When I was in my twenties I lived with little awareness of what I was doing to my body, or the need to look after it. I guess most young people don’t. Call it ignorance, lack of appreciation or carefree optimism, when we’re young we think that we’re invincible, until we come face to face with a situation where the reality hits that we’re actually not.

In the past, I’ve put my body under a lot of strain: jumping out of aeroplanes every weekend throughout my university years, climbing several mountains over 5000 meters high and running and cycling extreme distances. I don’t regret these experiences one little bit; the things I’ve seen and learned and the people I’ve met in the process make me who I am. But sometimes I look back and wonder what impact such strenuous physical activity will have had on my body in the long term.

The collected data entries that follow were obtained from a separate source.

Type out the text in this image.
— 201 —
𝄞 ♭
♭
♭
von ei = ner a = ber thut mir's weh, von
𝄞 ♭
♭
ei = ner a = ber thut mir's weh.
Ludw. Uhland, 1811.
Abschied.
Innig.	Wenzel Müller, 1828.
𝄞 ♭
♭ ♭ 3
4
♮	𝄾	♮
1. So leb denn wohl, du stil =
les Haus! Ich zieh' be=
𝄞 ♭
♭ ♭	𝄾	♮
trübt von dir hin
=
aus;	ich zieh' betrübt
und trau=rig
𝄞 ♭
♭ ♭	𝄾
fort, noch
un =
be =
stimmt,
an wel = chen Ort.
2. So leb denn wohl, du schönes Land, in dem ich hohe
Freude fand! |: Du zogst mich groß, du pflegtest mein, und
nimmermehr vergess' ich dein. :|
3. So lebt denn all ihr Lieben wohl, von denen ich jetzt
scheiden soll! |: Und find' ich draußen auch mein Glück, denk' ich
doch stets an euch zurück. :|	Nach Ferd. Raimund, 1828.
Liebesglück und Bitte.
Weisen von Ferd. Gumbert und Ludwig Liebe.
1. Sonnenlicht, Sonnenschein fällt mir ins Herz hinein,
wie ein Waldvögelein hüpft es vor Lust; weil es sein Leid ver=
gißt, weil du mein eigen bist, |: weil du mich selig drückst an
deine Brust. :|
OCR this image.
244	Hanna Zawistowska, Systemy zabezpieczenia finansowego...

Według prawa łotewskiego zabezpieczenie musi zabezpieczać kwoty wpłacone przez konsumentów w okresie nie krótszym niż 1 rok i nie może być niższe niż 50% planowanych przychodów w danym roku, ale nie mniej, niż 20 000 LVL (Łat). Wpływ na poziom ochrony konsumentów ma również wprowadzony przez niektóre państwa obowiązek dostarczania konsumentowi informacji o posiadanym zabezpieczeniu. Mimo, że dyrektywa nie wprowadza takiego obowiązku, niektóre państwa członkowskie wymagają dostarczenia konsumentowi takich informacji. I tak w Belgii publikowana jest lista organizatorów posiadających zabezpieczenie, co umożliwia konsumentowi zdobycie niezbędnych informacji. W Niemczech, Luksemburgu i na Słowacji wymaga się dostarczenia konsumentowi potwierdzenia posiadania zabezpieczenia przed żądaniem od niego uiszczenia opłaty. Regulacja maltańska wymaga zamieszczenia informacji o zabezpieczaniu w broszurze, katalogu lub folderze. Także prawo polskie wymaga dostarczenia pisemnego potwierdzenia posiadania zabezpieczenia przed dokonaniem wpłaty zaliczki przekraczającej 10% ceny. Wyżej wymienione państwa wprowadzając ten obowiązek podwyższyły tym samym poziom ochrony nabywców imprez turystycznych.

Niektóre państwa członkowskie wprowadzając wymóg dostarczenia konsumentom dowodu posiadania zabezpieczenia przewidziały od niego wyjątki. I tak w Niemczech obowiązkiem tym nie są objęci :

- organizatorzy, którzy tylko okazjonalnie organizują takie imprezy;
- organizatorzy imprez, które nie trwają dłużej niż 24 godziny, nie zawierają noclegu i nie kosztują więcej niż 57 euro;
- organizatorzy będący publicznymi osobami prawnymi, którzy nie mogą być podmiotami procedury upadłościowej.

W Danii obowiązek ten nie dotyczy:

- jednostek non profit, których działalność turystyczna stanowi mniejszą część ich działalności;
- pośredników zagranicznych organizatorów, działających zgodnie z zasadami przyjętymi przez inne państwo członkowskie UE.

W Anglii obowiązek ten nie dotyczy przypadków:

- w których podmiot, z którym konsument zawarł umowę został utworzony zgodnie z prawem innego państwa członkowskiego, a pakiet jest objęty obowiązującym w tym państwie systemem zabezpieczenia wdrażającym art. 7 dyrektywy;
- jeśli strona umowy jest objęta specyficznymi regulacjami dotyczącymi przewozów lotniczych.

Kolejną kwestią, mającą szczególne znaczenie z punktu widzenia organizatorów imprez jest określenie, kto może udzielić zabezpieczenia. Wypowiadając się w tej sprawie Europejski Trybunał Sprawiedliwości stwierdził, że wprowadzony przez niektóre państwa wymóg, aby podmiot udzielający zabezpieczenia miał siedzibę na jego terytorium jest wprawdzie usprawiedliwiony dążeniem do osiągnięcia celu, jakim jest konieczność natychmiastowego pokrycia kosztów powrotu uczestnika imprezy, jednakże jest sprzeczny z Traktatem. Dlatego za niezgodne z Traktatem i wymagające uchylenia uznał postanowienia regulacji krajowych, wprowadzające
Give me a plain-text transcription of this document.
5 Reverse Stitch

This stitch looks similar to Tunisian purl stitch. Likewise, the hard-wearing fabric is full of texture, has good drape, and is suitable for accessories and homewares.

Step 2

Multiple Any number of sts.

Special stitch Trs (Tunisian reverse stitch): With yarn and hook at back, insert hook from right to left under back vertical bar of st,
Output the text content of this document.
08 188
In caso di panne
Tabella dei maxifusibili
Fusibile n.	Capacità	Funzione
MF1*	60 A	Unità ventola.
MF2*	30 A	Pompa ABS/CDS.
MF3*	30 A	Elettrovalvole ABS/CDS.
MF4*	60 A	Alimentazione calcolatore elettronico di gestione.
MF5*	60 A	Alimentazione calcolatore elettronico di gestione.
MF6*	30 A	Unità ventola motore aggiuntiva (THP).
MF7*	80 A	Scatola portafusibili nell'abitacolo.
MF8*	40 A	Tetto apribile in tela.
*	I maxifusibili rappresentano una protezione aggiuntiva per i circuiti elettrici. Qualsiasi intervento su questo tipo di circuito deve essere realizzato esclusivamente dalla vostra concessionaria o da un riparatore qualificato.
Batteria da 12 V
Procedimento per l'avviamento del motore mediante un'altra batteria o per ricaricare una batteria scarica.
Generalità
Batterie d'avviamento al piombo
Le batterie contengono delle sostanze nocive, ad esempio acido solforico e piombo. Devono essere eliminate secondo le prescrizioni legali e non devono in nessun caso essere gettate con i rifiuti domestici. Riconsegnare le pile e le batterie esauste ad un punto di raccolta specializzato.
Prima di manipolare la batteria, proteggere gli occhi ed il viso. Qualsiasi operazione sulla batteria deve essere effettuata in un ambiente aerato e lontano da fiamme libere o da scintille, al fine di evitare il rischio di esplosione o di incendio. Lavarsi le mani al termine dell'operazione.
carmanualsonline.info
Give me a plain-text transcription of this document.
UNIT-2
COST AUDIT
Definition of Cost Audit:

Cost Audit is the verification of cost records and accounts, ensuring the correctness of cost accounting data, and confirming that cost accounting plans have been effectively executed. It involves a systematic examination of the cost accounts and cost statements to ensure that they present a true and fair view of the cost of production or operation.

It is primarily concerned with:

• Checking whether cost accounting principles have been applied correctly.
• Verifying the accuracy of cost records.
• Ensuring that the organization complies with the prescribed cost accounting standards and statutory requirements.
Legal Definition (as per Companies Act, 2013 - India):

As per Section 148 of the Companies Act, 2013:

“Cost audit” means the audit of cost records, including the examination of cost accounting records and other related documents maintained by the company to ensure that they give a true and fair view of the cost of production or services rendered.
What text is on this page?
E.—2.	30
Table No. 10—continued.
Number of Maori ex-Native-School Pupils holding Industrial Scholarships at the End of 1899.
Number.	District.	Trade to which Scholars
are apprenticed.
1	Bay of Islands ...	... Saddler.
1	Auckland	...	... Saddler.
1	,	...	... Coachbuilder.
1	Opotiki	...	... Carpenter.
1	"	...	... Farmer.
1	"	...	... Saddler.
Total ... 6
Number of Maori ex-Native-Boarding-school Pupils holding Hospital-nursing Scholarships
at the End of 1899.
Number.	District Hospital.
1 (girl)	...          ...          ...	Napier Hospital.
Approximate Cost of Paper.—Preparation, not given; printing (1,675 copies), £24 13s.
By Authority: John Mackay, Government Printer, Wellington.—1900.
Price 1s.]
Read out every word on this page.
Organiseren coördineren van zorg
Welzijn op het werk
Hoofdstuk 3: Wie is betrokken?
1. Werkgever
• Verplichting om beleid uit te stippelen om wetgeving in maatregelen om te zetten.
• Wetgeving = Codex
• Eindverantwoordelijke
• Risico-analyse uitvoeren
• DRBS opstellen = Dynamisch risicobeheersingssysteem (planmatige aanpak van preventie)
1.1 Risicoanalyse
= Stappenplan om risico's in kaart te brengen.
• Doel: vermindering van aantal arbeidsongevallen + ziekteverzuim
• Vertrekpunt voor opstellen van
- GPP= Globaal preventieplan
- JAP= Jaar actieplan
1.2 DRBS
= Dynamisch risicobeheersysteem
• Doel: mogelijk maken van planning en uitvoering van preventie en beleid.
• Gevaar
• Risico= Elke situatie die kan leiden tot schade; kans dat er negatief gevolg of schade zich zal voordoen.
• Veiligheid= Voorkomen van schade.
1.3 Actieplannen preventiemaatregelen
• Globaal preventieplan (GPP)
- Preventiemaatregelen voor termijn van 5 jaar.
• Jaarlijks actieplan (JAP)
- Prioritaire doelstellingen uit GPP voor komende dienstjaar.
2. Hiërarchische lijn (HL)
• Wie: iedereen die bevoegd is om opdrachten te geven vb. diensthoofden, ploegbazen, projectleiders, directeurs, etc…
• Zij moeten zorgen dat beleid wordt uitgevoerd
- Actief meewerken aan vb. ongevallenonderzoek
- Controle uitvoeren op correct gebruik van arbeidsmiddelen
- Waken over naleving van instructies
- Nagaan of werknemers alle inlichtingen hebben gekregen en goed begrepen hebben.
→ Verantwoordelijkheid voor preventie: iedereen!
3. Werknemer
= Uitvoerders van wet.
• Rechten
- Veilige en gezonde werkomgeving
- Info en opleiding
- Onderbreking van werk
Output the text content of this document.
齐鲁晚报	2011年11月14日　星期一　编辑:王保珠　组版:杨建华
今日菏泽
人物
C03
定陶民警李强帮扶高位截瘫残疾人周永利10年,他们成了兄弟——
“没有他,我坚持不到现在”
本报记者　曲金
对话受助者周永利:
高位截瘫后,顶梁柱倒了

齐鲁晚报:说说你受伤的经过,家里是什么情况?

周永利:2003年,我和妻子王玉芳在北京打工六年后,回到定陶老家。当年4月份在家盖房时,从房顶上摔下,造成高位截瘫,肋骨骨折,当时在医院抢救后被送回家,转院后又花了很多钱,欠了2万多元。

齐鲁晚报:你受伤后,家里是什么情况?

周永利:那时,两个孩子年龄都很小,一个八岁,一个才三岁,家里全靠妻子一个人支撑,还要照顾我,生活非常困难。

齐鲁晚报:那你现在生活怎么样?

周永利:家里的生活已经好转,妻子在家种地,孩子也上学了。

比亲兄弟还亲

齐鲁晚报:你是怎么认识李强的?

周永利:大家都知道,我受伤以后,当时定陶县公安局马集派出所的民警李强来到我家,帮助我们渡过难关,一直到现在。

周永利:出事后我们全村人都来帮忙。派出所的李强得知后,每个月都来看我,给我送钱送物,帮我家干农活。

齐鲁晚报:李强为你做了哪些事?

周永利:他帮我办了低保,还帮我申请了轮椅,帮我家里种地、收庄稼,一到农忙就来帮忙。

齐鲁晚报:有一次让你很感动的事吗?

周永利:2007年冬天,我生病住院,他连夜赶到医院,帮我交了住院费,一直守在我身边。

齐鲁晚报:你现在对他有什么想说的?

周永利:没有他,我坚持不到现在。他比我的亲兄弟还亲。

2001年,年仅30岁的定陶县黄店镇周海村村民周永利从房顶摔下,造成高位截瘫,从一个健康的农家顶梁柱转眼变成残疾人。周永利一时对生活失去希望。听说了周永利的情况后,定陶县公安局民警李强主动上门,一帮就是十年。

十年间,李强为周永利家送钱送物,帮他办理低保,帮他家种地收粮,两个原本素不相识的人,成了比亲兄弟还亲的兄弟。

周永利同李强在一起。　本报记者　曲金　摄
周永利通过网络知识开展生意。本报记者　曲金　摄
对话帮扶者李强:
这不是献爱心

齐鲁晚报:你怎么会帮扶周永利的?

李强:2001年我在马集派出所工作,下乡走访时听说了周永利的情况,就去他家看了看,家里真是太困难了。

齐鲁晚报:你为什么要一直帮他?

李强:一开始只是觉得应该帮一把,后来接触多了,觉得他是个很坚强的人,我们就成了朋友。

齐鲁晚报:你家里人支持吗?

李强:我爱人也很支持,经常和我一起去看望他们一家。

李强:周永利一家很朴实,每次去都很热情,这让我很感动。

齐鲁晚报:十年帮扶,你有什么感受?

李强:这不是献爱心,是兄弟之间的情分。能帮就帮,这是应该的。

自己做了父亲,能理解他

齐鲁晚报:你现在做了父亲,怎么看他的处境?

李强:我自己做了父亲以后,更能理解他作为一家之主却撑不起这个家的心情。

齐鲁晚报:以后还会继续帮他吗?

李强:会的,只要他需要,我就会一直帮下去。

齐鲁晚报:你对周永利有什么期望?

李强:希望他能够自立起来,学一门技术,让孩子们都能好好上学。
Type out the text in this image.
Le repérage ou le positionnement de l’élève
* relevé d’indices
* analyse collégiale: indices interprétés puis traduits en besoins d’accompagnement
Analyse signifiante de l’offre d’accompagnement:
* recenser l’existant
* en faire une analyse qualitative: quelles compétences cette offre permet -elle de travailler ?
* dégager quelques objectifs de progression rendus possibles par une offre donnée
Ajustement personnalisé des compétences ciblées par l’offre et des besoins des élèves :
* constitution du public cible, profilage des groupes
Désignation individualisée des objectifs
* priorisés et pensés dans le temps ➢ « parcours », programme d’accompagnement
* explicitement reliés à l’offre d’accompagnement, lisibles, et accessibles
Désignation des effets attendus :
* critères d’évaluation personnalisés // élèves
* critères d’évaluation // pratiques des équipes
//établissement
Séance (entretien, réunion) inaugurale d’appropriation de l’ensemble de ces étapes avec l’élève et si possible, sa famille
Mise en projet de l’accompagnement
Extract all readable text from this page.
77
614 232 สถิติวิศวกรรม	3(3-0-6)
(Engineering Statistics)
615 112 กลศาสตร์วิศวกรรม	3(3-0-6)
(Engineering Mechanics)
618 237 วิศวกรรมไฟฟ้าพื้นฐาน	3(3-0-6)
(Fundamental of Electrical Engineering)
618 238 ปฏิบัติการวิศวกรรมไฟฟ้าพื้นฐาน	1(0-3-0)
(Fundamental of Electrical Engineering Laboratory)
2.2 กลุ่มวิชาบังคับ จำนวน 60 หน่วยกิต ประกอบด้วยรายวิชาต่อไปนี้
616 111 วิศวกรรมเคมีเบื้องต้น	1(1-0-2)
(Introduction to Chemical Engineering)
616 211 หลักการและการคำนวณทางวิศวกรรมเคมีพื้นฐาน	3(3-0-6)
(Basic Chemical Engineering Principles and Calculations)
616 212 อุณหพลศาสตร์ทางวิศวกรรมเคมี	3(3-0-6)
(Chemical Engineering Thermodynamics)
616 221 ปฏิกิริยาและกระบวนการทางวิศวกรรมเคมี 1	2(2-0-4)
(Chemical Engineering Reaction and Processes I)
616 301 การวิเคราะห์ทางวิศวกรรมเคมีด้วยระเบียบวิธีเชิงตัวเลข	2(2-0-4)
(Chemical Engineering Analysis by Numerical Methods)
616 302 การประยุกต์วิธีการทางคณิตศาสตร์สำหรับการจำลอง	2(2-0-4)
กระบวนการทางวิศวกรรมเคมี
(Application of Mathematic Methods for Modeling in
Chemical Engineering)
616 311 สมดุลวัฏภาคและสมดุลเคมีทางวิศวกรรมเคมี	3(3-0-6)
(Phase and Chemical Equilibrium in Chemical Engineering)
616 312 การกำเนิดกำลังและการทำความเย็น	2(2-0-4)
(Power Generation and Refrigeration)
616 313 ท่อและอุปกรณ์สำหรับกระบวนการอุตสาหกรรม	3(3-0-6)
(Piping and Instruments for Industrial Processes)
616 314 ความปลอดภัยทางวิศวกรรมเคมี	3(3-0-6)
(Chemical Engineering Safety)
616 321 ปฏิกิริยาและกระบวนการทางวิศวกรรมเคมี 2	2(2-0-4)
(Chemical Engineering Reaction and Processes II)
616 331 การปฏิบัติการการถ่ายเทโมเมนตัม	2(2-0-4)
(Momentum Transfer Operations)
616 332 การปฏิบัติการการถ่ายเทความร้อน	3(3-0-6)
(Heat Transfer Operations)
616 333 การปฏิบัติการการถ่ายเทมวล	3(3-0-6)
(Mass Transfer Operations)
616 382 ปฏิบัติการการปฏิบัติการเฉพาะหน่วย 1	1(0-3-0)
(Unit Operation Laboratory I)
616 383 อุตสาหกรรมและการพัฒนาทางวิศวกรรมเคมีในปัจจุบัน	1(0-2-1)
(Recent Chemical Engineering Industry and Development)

It wasn’t until I started practicing yoga that I started to listen to my body and to become aware of its frailty. With a regular yoga practice you become in tune with the sensations in your body; you notice when muscles are tight, or when you feel weak or tired, or when something isn’t quite balanced – both physically and mentally – because you come face to face with it on your mat. And with that mind-body awareness comes the desire to do the right thing for your body –whether it’s eating more healthily, exercising more or less regularly, or simply giving yourself permission to rest. Through your practice you’re investing in the preservation of your physical body and your mental health. And in doing so you’re cultivating a sense of self-awareness and kindness towards yourself.

We often ignore tightness in the body, and as tension builds over time we put up with the pain and discomfort which results, often because we feel helpless, afraid or demotivated to do something about it. Yoga empowers us with the tools to release tension, relieve pain and improve posture and it helps us to appreciate that this form of suffering can be optional. We do have the power to choose what our life looks and feels like. Once we truly connect and start to listen, we can appreciate that we have the power to feel good in our bodies.

In The Times Magazine on 19th December 2015 Caitlin Moran wrote about yoga, and it really struck a chord:

‘And it makes time go backwards, yoga - it f***s with the clocks. Because, previously I feared getting older. I knew my body would get stiffer, and more painful....

But now - now I do yoga - my limbs are getting strong; I can run up stairs. I want to run up stairs. The older I am, the more yoga I will have done, and the better I will feel. Getting older makes me younger.

I realised how foolish I'd been, putting money away for my pension, when I also needed to be putting yoga away, for my physical pension. You need to store up some quiet joy in your muscles, for later. You need to build up that pot of ease and glee. You need to underwrite your spine’

No matter how old you are and what you are experiencing in your body, there’s a mat waiting for you with your name on it.